Going into the midterms, many classes studied political ads and candidate platforms, and learned how to analyze media and scope out misinformation.
Many teachers lean into hot-button issues because it promotes engagement and serves as a good way to try to discuss heated issues in civil ways.
Greg Mawer’s students at Memorial High School and Wiegman’s students at Oregon have both been able to respectfully discuss the historical drivers that led to the overturning of Roe v. Wade, the powers of the Supreme Court, and opinions on abortion.
“I think in an academic setting, students understand that there’s value in discussing and understanding,” Mawer said. “They recognize that coming into class and looking at things academically is very different than having a debate with someone you disagree with in a different setting.”
A hands-on simulation called PurpleState being used for research at UW-Madison’s School of Education aims to give students experience in dissecting political messaging and discourse.
“With schools we have the opportunity to combat some of the things that lead to polarization,” said Jeremy Stoddard, professor and director of the secondary teacher education program at UW, who created the tool.
In the simulation, students are shown different polling data and demographics that they then use to create political media campaigns for targeted audiences.
The goal is to help students be informed and aware of how political messages are formed and delivered, and make them more confident and engaged citizens, Stoddard said.
Teachers also have to adapt to a student’s environment when combatting political discourse.
Echo chambers are possible in communities that lean one way politically. Democratic voices may dominate classrooms in Madison, a largely blue area of the state. But in Kewaskum, in an area that leans Republican, the conservative voices may be louder.
Teachers listen to students’ opinions, making sure students with less popular beliefs or opinions can still safely share their thoughts. And they make it a point to try to explain the arguments from other sides of issues.
“I think it’s important to set that stage because if otherwise they just believe that all conversations are like this everywhere, then that’s doing them a disservice,” Piwoni said.
There are of course perspectives that may be harmful to some students, said. “So you also have to set boundaries as well for students,” he said.

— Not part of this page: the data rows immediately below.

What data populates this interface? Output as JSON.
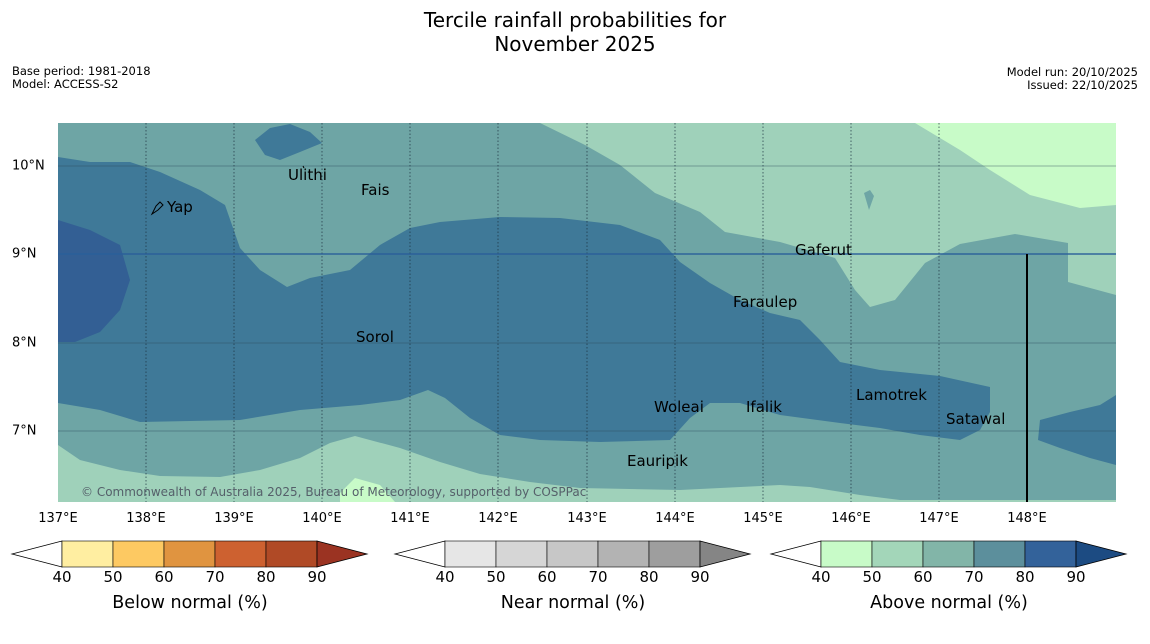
{
  "title_line1": "Tercile rainfall probabilities for",
  "title_line2": "November 2025",
  "base_period": "Base period: 1981-2018",
  "model": "Model: ACCESS-S2",
  "model_run": "Model run: 20/10/2025",
  "issued": "Issued: 22/10/2025",
  "copyright": "© Commonwealth of Australia 2025, Bureau of Meteorology, supported by COSPPac",
  "longitude_labels": [
    "137°E",
    "138°E",
    "139°E",
    "140°E",
    "141°E",
    "142°E",
    "143°E",
    "144°E",
    "145°E",
    "146°E",
    "147°E",
    "148°E"
  ],
  "latitude_labels": [
    "10°N",
    "9°N",
    "8°N",
    "7°N"
  ],
  "places": {
    "yap": "Yap",
    "ulithi": "Ulithi",
    "fais": "Fais",
    "gaferut": "Gaferut",
    "faraulep": "Faraulep",
    "sorol": "Sorol",
    "woleai": "Woleai",
    "ifalik": "Ifalik",
    "lamotrek": "Lamotrek",
    "satawal": "Satawal",
    "eauripik": "Eauripik"
  },
  "colorbars": {
    "below": {
      "title": "Below normal (%)",
      "ticks": [
        "40",
        "50",
        "60",
        "70",
        "80",
        "90"
      ],
      "colors": [
        "#ffeea1",
        "#fdc962",
        "#e09440",
        "#cd6130",
        "#b04a26",
        "#9b3322"
      ]
    },
    "near": {
      "title": "Near normal (%)",
      "ticks": [
        "40",
        "50",
        "60",
        "70",
        "80",
        "90"
      ],
      "colors": [
        "#e6e6e6",
        "#d6d6d6",
        "#c7c7c7",
        "#b3b3b3",
        "#9e9e9e",
        "#858585"
      ]
    },
    "above": {
      "title": "Above normal (%)",
      "ticks": [
        "40",
        "50",
        "60",
        "70",
        "80",
        "90"
      ],
      "colors": [
        "#c8fbc8",
        "#a3d6b9",
        "#82b5a8",
        "#5c8f9c",
        "#33629a",
        "#1c4b82"
      ]
    }
  },
  "map_colors": {
    "a40_50": "#9fd1ba",
    "a50_60": "#6ea5a5",
    "a60_70": "#3f7998",
    "a70_80": "#335f94",
    "a30_40": "#c8fbc8"
  }
}
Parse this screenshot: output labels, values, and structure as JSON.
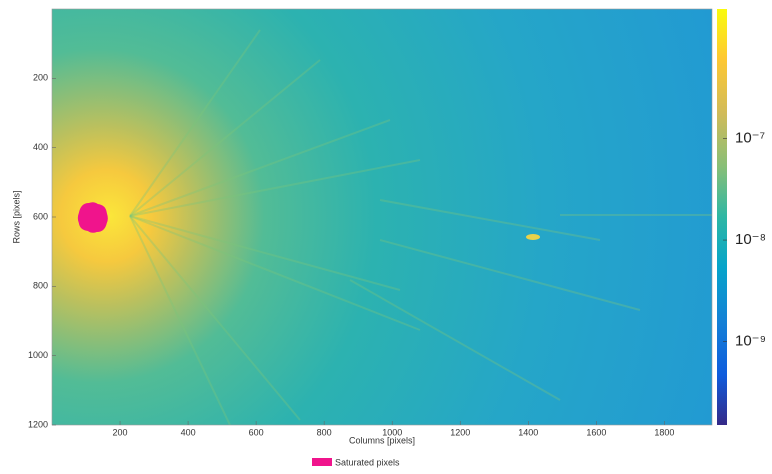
{
  "chart_data": {
    "type": "image",
    "x_label": "Columns [pixels]",
    "y_label": "Rows [pixels]",
    "xlim": [
      0,
      1940
    ],
    "ylim": [
      0,
      1200
    ],
    "xticks": [
      200,
      400,
      600,
      800,
      1000,
      1200,
      1400,
      1600,
      1800
    ],
    "yticks": [
      200,
      400,
      600,
      800,
      1000,
      1200
    ],
    "y_reversed": true,
    "colorbar": {
      "log_scale": true,
      "lim": [
        1.5e-10,
        1.9e-06
      ],
      "ticks": [
        {
          "value": 1e-07,
          "label": "10⁻⁷"
        },
        {
          "value": 1e-08,
          "label": "10⁻⁸"
        },
        {
          "value": 1e-09,
          "label": "10⁻⁹"
        }
      ]
    },
    "series": [
      {
        "name": "Saturated pixels",
        "color": "#f0148c",
        "x": [
          120
        ],
        "y": [
          600
        ]
      }
    ]
  }
}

“The fact of the matter is that as much as we would love to all get together and live in absolute harmony at all times, students are going to meet people that they really strongly disagree with in life. And our job in education,” Mawer said, “has to be preparing for that eventuality.”
While the temperature may have dropped in the latest election, the political discourse that has settled in the country isn’t expected to go anywhere. So is teaching civil discourse in classrooms the way to solve it?

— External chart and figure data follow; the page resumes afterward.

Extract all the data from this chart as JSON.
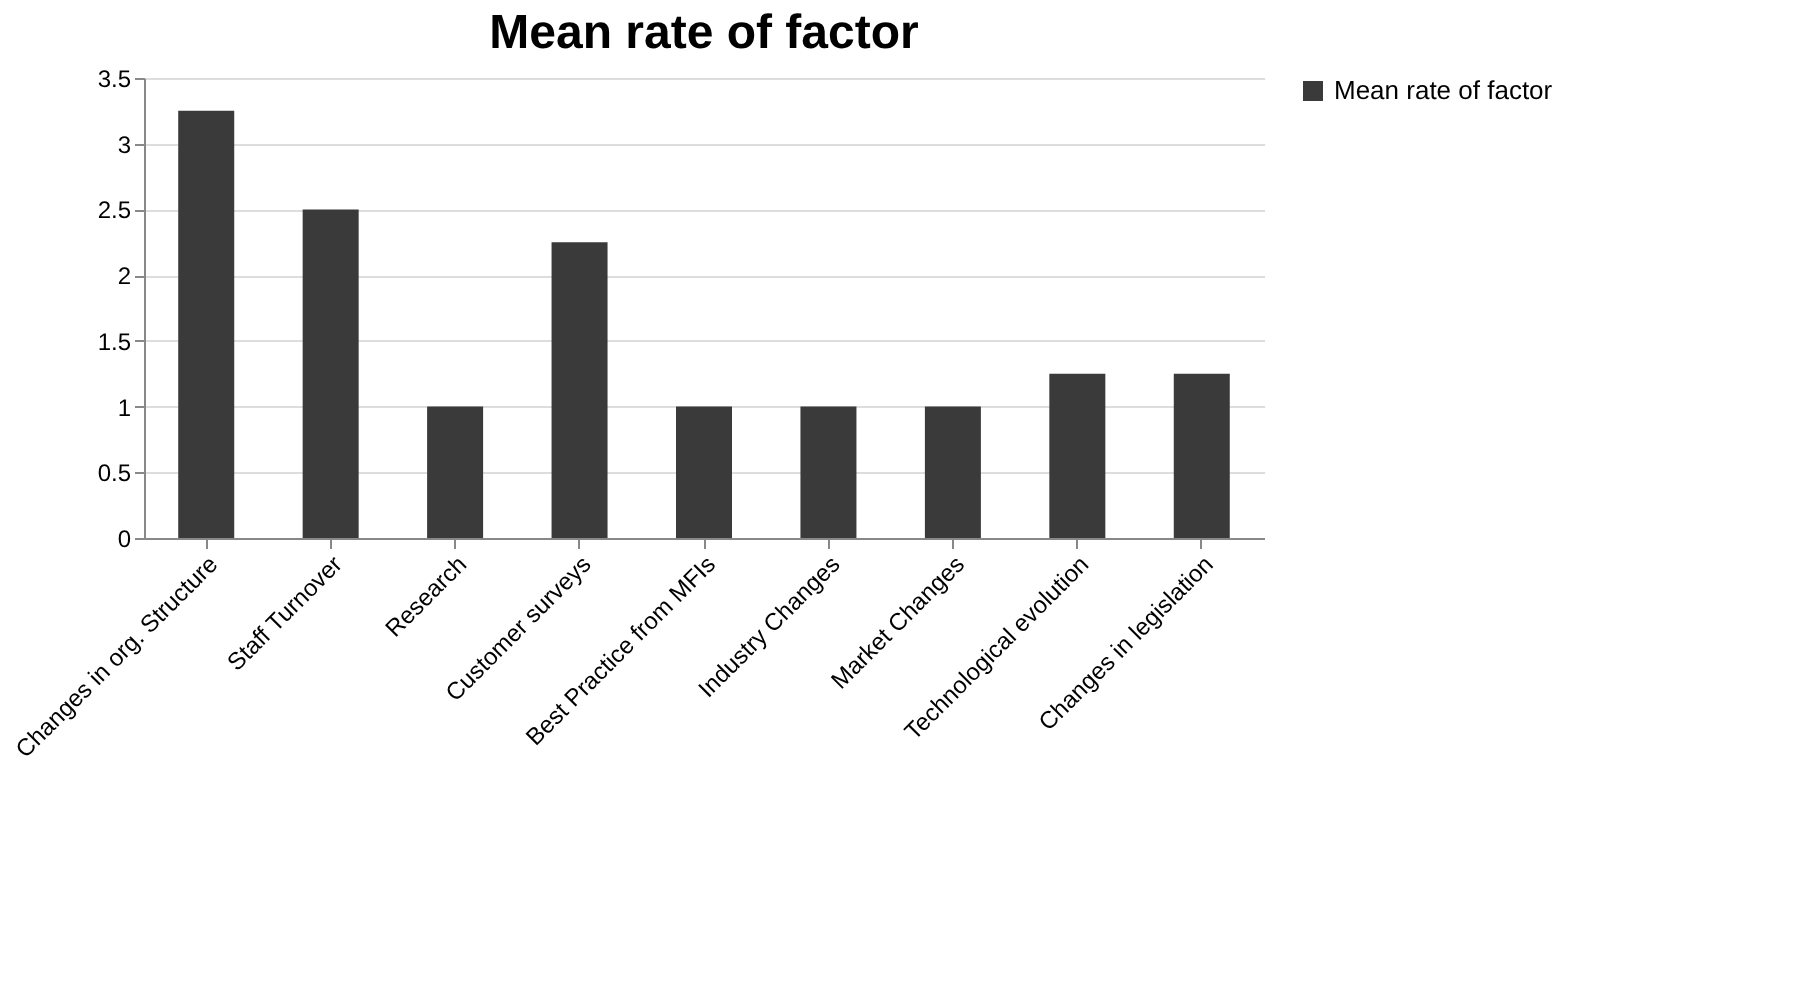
{
  "chart_data": {
    "type": "bar",
    "title": "Mean rate of factor",
    "categories": [
      "Changes in org. Structure",
      "Staff Turnover",
      "Research",
      "Customer surveys",
      "Best Practice from  MFIs",
      "Industry Changes",
      "Market Changes",
      "Technological evolution",
      "Changes in legislation"
    ],
    "series": [
      {
        "name": "Mean rate of factor",
        "color": "#3a3a3a",
        "values": [
          3.25,
          2.5,
          1,
          2.25,
          1,
          1,
          1,
          1.25,
          1.25
        ]
      }
    ],
    "ylim": [
      0,
      3.5
    ],
    "yticks": [
      0,
      0.5,
      1,
      1.5,
      2,
      2.5,
      3,
      3.5
    ],
    "grid": "y",
    "legend": "right"
  }
}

A positive result is that students are becoming more engaged. One student was able to convince her dad to vote, crediting the information she learned in Farner’s class. Other students have gone home and convinced their parents to delete Facebook or stop watching cable news, Stoddard said.
“I think that the kids have done a great job just being grounded in remembering that they have a voice, they’re going to have a voice, and their one vote means just as much as my one vote, as much as their neighbor’s vote,” Farner said. “And I think that’s powerful for them.”
There is also a “fatigue” among young people about how divisive things have become, Mawer said. “When you see the groups of people who are disagreeing so adamantly and sometimes very unreasonably, to me that reflects a worldview that is not of the generation that we’re dealing with right now in high school,” he said.
But teachers also recognize that the issue of political divisiveness is too big a challenge to tackle in the classroom alone.
“Maybe the hope is that the generation coming out of school will take a different approach,” Stoddard said. “But I think in the immediate effect, it’s a huge challenge I don’t see shifting any time soon.”